MF: I don’t think anyone on the front line of investing today can remember a time when we have had inflation at these levels. Ultimately, if you can get a sense of how inflation is going to impact a target business then you can price that into transactions, and we have seen that in other parts of the world during periods of high inflation.

The actual operations of businesses and their underlying valuations are impacted by inflation and sponsors are trying to understand which sectors will be hit the hardest.

Nobody knows the answer as to whether the current inflation is driven by supply chain or money supply issues – it is probably a bit of both – and sponsors will need to carefully monitor the situation and react if the current inflation trends become the norm. Of course, everybody in the private equity industry knows there has been a huge supply of capital globally, particularly in the advanced economies, and so much capital chasing so little return is a recipe for money supply inflation.
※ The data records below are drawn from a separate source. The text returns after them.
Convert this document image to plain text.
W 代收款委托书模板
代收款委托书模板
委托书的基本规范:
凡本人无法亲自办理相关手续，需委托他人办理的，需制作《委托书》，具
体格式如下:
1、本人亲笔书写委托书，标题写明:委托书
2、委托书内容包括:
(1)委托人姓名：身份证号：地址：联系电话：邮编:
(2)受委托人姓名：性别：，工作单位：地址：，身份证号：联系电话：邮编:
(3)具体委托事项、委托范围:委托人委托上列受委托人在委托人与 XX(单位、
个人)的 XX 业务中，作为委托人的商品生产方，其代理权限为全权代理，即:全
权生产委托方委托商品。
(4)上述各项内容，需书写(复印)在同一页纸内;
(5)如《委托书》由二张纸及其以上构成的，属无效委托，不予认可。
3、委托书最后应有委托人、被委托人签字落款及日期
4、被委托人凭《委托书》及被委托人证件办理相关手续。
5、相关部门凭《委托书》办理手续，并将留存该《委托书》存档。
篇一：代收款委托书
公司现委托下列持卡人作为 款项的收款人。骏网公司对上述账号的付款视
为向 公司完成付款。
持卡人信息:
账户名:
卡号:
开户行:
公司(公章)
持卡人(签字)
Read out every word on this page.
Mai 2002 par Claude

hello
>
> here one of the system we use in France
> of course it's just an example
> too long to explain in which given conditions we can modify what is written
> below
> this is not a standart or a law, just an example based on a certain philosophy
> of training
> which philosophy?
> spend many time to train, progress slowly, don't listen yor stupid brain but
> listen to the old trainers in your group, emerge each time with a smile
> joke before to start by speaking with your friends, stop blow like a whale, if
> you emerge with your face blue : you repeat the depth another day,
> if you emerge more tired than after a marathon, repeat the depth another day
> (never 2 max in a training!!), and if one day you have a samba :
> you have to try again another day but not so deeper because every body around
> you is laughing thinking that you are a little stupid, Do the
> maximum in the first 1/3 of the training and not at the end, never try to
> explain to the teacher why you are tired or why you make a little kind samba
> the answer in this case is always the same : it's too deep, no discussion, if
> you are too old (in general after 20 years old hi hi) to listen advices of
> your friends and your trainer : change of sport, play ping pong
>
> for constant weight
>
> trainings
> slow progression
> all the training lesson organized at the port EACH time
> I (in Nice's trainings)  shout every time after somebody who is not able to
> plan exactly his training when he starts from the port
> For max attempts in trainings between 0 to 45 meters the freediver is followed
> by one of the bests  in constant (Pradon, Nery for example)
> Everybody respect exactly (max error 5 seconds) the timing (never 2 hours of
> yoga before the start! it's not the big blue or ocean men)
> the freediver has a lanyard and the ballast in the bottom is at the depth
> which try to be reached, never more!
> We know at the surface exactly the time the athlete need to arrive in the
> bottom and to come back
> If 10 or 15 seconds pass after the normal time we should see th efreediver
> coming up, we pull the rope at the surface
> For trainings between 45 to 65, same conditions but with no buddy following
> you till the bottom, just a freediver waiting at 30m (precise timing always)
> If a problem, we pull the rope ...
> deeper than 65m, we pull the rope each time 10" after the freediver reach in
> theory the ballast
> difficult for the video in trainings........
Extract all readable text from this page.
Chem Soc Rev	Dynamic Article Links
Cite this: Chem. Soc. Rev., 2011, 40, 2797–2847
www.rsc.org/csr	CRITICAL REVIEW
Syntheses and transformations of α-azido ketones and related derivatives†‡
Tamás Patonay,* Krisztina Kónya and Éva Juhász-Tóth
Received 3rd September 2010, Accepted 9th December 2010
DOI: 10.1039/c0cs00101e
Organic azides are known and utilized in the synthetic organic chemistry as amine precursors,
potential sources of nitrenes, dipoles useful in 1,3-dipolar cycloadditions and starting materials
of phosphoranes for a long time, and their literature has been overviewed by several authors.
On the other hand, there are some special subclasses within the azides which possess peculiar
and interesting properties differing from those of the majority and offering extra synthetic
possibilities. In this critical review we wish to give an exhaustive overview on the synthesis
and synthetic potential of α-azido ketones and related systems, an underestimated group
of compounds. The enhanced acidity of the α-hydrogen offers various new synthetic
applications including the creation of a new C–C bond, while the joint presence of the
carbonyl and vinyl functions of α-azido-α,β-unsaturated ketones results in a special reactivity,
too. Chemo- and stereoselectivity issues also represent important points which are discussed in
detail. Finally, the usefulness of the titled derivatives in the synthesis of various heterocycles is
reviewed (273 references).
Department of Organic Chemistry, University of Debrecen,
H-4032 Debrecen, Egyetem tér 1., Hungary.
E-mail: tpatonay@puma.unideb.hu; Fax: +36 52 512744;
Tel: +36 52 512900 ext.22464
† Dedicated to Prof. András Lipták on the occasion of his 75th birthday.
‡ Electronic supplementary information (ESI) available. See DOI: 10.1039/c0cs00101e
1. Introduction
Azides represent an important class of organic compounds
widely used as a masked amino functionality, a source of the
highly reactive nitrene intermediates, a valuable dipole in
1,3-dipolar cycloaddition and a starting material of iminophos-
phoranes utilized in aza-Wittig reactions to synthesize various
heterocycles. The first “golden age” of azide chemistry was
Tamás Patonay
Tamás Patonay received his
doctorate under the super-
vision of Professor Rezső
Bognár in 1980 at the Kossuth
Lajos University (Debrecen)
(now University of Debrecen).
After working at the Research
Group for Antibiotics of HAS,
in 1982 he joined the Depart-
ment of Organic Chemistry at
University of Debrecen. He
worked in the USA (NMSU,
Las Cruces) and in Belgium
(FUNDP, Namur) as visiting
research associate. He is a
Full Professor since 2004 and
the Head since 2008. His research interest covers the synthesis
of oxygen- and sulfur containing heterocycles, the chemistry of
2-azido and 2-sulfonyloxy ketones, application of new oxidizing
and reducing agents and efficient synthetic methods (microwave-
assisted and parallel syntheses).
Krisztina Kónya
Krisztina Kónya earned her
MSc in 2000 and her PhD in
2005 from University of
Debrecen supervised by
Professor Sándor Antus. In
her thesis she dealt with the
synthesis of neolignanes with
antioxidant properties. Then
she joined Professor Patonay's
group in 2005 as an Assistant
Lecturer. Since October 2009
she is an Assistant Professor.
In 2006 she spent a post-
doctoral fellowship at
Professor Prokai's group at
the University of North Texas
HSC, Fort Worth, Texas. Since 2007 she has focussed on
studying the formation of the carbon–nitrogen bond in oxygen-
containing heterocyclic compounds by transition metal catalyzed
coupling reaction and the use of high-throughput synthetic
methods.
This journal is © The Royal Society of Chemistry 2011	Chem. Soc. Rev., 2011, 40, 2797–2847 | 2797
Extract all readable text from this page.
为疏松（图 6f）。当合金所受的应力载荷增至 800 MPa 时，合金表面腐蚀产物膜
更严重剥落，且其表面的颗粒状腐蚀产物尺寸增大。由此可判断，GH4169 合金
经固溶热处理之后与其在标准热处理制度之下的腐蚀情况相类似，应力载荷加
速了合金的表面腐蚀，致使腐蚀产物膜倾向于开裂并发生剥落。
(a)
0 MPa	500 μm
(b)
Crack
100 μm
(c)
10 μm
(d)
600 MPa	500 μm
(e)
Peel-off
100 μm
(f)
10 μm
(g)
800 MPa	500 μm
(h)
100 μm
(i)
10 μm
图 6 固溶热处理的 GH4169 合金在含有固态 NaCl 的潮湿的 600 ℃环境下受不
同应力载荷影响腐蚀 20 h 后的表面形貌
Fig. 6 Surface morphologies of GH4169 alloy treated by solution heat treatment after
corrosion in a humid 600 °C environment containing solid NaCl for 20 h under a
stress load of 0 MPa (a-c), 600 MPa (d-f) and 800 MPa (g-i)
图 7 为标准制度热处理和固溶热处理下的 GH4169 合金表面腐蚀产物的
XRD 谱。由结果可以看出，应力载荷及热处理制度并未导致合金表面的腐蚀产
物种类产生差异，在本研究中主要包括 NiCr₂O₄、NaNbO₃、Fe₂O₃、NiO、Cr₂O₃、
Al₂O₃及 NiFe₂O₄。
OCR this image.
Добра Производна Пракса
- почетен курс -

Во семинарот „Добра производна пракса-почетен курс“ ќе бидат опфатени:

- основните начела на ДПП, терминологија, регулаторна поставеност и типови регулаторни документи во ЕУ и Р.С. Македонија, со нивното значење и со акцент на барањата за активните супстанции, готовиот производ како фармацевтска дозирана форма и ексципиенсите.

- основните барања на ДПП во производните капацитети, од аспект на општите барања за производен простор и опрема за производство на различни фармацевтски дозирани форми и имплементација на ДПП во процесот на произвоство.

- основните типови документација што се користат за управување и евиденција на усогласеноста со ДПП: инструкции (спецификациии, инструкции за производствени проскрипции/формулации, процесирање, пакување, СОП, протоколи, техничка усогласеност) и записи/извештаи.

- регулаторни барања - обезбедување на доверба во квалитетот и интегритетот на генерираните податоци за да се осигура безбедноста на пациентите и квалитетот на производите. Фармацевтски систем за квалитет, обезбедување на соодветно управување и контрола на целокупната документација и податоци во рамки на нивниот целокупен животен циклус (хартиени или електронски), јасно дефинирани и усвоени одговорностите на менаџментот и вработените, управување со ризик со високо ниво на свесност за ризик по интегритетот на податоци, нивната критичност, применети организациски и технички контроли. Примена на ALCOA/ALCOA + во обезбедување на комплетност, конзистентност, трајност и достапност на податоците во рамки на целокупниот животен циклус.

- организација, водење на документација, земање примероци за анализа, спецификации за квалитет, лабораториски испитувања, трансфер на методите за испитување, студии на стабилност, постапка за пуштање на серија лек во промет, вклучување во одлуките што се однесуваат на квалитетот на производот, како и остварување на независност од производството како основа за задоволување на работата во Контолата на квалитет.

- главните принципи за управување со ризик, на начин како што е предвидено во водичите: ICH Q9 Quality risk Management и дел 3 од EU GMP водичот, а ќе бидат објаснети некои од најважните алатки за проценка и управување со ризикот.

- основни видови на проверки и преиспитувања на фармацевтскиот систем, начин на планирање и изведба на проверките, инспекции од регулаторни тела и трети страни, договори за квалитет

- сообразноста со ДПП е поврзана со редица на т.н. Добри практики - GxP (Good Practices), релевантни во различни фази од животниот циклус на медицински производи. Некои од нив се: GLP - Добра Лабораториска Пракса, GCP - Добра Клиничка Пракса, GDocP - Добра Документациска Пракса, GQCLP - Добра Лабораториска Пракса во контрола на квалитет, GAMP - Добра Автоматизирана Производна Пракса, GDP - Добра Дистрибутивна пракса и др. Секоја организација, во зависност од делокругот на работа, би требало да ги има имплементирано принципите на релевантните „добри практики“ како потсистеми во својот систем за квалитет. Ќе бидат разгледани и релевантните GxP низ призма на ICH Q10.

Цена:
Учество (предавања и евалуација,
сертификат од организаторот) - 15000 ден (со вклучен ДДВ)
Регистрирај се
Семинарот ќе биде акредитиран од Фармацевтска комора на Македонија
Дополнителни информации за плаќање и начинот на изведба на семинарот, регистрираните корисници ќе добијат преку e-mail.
We have certainly seen that in deal valuations for quite some time, and it shows little sign of slowing down.

What are the latest developments around representations and warranties insurance?

DD: We are seeing buyers taking out RWI and nothing else, with limited exceptions. That cost is fairly significant – we are seeing rates at 4-5 percent of incurred risk compared to 2-2.5 percent a year ago. There is more pressure on sellers to split that cost, but so far they are refusing.

MF: The negotiation of the RWI policies has become a lot more protracted, due to supply and demand. Demand has gone up significantly because of the increased volume of deals and the market push to use RWI as the only recourse. There is also a supply shortage as many insurers are not willing to take on more risk in this segment. We have noticed that the brokers are having a hard time getting insurers to provide quotes. The underwriters are expanding and broadening exclusion lists on their RWI policies.

As a result of the increased cost and shrinking coverage, we have noted that a few of our private equity fund clients have chosen to forego RWI policies, even in the walkaway deal setting, essentially self-insuring the deals. I expect we will see more of that. Why pay RWI at 4-5 percent when you are doing the due diligence and have the capital to support the risk? That may not be a solution for the mid-market but for the mega-funds it makes sense.